La capacità di vortioxetina di migliorare i sintomi della depressione inclusi i sintomi cognitivi e, in generale, il funzionamento della persona in ambito lavorativo, familiare e sociale è stata interpretata come la risultante delle sue peculiari caratteristiche farmacologiche. Vortioxetina, infatti, è un farmaco antidepressivo con un meccanismo di azione multimodale che agisce modulando direttamente e indirettamente la neurotrasmissione in diversi sistemi, serotoninergico e non. Come molti antidepressivi, vortioxetina è in grado di legare con alta affinità il trasportatore della serotonina (SERT), inibendo selettivamente la ricaptazione di questo neurotrasmettitore 20. Inoltre vortioxetina esercita un effetto su numerosi recettori serotoninergici, agendo come agonista del recettore 5-HT1A, parziale agonista del recettore 5-HT1B, antagonista dei recettori 5-HT3, 5-HT7 e 5-HT1D10,20,21. Studi preclinici hanno mostrato come l’azione svolta da vortioxetina sui recettori serotoninergici possa correggere il deficit di memoria causato dalla deplezione indotta di serotonina22. Per esempio, l’azione antagonista di vortioxetina sul recettore 5-HT3 non solo potenzia l’effetto inibitorio sul SERT23, ma è anche in grado di contrastare le disfunzioni cognitive associate alla depressione, come dimostrato da diversi studi preclinici svolti in modelli animali trattati con ondansetron (antagonista selettivo del recettore 5-HT3)24,25. Anche l’azione antagonista esercitata da vortioxetina sul recettore 5-HT7 sembra essere associata a funzionalità cognitive quali i processi dell’attenzione e della memoria26. Inoltre vortioxetina svolge un effetto indiretto anche su altri neurotrasmettitori oltre alla serotonina; studi in vivo hanno mostrato che è in grado di aumentare i livelli di noradrenalina, dopamina, istamina, acetilcolina e glutammato in specifiche aree del cervello27.
CONCLUSIONI
In conclusione, la presente esperienza clinica conferma l’efficacia di vortioxetina sia come antidepressivo sia come terapia farmacologica in grado di migliorare la sintomatologia cognitiva nel paziente con disturbi depressivi. Inoltre, i 3 casi clinici presentati mostrano un significativo recupero del funzionamento in ambito lavorativo, familiare e sociale dell’individuo depresso trattato con vortioxetina. È interessante notare come vortioxetina sia in grado di controllare i sintomi depressivi, cognitivi e funzionali anche nel lungo periodo, con minimi o assenti effetti collaterali.

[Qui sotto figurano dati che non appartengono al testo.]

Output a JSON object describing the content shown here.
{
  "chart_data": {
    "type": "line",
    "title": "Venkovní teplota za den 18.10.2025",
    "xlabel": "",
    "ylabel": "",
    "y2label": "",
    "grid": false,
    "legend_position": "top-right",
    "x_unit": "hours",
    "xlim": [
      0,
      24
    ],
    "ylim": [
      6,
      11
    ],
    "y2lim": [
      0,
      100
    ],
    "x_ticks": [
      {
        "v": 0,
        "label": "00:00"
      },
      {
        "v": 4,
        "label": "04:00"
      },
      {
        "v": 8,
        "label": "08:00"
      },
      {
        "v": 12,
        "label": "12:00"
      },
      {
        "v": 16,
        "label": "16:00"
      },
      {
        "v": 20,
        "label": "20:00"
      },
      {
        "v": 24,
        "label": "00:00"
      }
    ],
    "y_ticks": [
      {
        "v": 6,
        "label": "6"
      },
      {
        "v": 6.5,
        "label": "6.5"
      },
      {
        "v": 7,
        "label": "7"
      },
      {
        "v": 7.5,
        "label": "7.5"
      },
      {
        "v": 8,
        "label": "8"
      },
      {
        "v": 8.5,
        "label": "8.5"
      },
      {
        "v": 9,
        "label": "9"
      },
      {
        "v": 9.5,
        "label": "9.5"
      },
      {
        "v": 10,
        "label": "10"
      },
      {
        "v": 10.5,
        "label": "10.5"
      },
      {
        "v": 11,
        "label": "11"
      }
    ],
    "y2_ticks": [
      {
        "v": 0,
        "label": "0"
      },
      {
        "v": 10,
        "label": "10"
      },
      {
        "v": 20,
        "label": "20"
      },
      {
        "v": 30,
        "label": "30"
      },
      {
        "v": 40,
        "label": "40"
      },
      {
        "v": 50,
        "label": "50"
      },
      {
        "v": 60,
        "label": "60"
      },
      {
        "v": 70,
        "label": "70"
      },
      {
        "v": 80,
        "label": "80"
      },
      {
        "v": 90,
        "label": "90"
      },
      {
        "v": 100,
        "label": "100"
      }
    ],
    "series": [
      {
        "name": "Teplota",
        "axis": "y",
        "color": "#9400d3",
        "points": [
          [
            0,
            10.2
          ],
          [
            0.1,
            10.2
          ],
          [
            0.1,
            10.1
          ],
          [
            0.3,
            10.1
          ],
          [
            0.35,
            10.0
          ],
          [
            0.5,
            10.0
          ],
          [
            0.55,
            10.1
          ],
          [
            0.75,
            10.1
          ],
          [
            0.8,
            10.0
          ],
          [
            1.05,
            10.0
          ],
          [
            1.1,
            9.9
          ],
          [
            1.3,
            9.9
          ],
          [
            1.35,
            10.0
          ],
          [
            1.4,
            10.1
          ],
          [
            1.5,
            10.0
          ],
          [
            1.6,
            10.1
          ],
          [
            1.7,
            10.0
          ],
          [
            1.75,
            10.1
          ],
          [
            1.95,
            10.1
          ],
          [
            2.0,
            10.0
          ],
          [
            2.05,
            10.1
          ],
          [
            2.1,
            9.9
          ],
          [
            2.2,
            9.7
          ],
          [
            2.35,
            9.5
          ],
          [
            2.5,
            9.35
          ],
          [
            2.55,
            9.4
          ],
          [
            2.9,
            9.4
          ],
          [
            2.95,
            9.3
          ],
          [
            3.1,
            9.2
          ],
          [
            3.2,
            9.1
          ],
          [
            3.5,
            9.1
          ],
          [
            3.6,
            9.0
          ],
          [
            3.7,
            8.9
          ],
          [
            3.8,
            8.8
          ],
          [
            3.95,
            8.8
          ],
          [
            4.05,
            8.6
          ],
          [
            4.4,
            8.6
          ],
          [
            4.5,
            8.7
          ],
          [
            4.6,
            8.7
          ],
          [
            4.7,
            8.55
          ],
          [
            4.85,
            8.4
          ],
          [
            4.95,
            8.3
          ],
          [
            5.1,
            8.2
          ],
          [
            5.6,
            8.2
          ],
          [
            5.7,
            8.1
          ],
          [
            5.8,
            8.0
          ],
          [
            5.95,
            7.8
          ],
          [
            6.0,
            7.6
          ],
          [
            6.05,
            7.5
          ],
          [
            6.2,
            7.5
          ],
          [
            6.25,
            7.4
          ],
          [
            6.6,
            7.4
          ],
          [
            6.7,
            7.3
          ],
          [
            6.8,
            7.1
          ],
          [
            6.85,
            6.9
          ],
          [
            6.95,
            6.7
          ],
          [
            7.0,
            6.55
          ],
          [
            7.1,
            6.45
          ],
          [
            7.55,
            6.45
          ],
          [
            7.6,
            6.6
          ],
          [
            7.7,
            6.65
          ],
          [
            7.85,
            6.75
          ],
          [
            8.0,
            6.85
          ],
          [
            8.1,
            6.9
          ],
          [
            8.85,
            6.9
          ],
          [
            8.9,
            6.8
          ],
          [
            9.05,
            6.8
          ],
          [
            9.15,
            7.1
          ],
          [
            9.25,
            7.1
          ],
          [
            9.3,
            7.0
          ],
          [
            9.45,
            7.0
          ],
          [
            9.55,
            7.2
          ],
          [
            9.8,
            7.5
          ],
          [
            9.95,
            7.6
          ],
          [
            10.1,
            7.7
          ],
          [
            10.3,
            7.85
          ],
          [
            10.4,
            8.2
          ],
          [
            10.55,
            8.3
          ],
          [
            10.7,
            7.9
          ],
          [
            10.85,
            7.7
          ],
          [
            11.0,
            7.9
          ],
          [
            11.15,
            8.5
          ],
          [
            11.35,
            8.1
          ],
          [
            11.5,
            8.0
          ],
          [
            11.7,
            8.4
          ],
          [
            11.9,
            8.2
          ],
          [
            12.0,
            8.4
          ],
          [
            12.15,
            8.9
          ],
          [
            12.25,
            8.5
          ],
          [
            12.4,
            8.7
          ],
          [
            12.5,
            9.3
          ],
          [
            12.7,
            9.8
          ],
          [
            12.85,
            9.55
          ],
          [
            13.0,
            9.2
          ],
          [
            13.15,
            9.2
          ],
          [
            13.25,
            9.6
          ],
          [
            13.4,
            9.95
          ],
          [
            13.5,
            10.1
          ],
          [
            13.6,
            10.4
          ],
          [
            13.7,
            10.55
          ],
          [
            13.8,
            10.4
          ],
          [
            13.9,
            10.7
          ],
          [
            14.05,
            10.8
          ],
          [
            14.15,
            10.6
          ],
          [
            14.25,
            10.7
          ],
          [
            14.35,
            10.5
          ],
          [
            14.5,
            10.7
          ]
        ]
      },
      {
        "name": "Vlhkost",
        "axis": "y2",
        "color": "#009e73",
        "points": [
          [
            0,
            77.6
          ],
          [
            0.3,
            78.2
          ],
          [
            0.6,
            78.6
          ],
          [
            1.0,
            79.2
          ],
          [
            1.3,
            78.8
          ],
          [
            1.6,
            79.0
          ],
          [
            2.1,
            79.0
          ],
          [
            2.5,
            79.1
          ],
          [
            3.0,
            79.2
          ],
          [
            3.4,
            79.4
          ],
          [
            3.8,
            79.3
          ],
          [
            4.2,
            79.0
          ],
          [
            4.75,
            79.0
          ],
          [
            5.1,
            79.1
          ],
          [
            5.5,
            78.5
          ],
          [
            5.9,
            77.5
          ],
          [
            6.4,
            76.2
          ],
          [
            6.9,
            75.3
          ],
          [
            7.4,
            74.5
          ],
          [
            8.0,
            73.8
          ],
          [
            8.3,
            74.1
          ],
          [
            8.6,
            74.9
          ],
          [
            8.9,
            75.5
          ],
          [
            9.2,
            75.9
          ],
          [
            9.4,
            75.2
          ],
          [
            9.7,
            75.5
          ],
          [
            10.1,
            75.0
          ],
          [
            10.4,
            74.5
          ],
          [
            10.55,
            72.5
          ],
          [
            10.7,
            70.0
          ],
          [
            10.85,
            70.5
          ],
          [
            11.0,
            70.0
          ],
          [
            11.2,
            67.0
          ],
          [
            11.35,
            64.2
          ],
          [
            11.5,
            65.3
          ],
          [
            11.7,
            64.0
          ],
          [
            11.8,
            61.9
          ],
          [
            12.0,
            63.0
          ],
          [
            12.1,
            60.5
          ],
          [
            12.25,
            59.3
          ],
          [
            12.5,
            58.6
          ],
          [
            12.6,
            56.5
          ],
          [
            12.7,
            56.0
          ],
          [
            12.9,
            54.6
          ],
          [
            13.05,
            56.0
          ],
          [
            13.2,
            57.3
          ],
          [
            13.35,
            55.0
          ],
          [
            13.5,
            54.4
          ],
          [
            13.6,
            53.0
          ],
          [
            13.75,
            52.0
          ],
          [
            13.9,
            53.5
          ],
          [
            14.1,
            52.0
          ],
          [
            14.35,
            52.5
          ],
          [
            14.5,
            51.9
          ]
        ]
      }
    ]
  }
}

Conflitti di interesse: l’assistenza editoriale e di medical writing è stata fornita dalla dott.ssa Sara Parodi, PhD, medical writer indipendente, su incarico di Springer Healthcare Communications. Tale assistenza è stata indipendente e resa possibile attraverso un unrestricted grant di Lundbeck Italia.
F. R. ha partecipato come consultant ad Advisory Board per conto di Otsuka ed è stata speaker per Lundbeck.